Was it the Nine? The League? Some nobody trying to cash in on the chaos?

And Jav—was the photo real, or a lie meant to pull me apart before they finish the job?

I grab Ben’s blanket from his bed—it still smells like him, like vanilla soap and glue sticks—and clutch it to my chest. The fabric is damp at the corners from my shaking hands.

My compad pings again.

Another message.

He won’t scream if you stay quiet.

I drop the blanket. My whole body goes numb.

For a heartbeat, I can’t breathe.

Then something inside me snaps into focus.

I don’t remember leaving the apartment. Only the sound of my footsteps pounding down the stairs, the elevator alarm blaring as I shove past the closing doors, the voice of some neighbor calling after me. None of it matters.

The city swallows me whole.

Rain starts again, hard this time, drumming against metal awnings and glass.

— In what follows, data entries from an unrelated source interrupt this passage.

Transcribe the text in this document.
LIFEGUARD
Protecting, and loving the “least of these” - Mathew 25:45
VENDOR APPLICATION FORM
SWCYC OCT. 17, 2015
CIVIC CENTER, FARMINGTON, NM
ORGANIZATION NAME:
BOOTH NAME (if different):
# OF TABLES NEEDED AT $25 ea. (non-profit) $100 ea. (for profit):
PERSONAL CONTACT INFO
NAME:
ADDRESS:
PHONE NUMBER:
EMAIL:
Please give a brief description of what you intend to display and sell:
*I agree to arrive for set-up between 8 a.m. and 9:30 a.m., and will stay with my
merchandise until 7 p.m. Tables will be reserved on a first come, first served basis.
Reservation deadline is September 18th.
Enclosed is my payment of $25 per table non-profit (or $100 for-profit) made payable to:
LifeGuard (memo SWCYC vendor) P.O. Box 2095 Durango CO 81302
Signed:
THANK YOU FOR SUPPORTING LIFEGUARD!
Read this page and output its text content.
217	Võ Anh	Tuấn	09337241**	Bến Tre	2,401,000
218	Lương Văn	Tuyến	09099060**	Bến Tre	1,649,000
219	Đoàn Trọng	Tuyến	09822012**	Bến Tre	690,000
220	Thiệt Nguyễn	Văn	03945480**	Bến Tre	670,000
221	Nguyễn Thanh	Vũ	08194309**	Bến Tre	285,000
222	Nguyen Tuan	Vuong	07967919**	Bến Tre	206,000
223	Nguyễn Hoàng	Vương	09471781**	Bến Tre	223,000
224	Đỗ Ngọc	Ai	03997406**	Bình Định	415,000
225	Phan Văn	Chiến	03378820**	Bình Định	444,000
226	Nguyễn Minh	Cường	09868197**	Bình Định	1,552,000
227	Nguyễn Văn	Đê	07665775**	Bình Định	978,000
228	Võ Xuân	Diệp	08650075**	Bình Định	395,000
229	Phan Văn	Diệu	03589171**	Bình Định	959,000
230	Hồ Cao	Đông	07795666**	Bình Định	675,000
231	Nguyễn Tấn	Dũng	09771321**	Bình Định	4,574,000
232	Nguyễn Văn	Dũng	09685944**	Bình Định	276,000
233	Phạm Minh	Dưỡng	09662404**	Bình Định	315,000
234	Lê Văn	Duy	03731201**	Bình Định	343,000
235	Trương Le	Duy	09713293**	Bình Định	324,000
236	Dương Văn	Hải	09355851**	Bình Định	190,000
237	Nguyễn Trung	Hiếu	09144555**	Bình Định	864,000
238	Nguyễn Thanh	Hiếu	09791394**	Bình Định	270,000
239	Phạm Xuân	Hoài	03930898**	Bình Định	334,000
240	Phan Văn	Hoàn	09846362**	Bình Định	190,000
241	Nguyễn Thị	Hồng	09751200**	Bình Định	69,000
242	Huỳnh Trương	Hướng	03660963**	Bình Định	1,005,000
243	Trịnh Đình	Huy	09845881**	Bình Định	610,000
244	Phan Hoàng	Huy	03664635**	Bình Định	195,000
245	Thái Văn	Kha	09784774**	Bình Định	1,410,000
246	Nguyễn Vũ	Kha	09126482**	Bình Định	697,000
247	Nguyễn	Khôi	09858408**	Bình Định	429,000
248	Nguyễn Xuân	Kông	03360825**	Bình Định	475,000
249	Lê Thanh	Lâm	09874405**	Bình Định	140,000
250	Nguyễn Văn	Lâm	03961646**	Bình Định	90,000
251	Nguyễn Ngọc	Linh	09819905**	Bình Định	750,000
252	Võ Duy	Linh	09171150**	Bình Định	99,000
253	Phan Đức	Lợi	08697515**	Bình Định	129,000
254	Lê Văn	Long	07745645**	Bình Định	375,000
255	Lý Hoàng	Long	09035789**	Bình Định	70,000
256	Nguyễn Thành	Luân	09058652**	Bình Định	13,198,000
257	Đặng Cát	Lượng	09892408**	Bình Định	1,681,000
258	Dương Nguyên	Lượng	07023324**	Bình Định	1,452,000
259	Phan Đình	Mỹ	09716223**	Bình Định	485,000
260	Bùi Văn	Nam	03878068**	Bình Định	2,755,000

It slicks my hair to my face, chills my bones, blurs the lights. But I keep moving—toward the only place I know Jav would run if everything fell apart.

Back to the Redscale network.

Back to where it started.

Because if they’ve taken my son, they’ve made the mistake of thinking I’m just a mother.

They’ve forgotten that I’m also his.

The air tastes of ozone and rage as I reach the edge of the under-tunnels again. My reflection stares back from a puddle—eyes wide, soaked hair plastered to my cheeks, mouth set in something that looks like determination’s darker cousin.

Somewhere below me, someone knows where Jav is.

And where Ben isn’t.

I take one last steadying breath. The rain washes down the steps like tears over stone.

Then I descend.

And the city closes over me like a lid.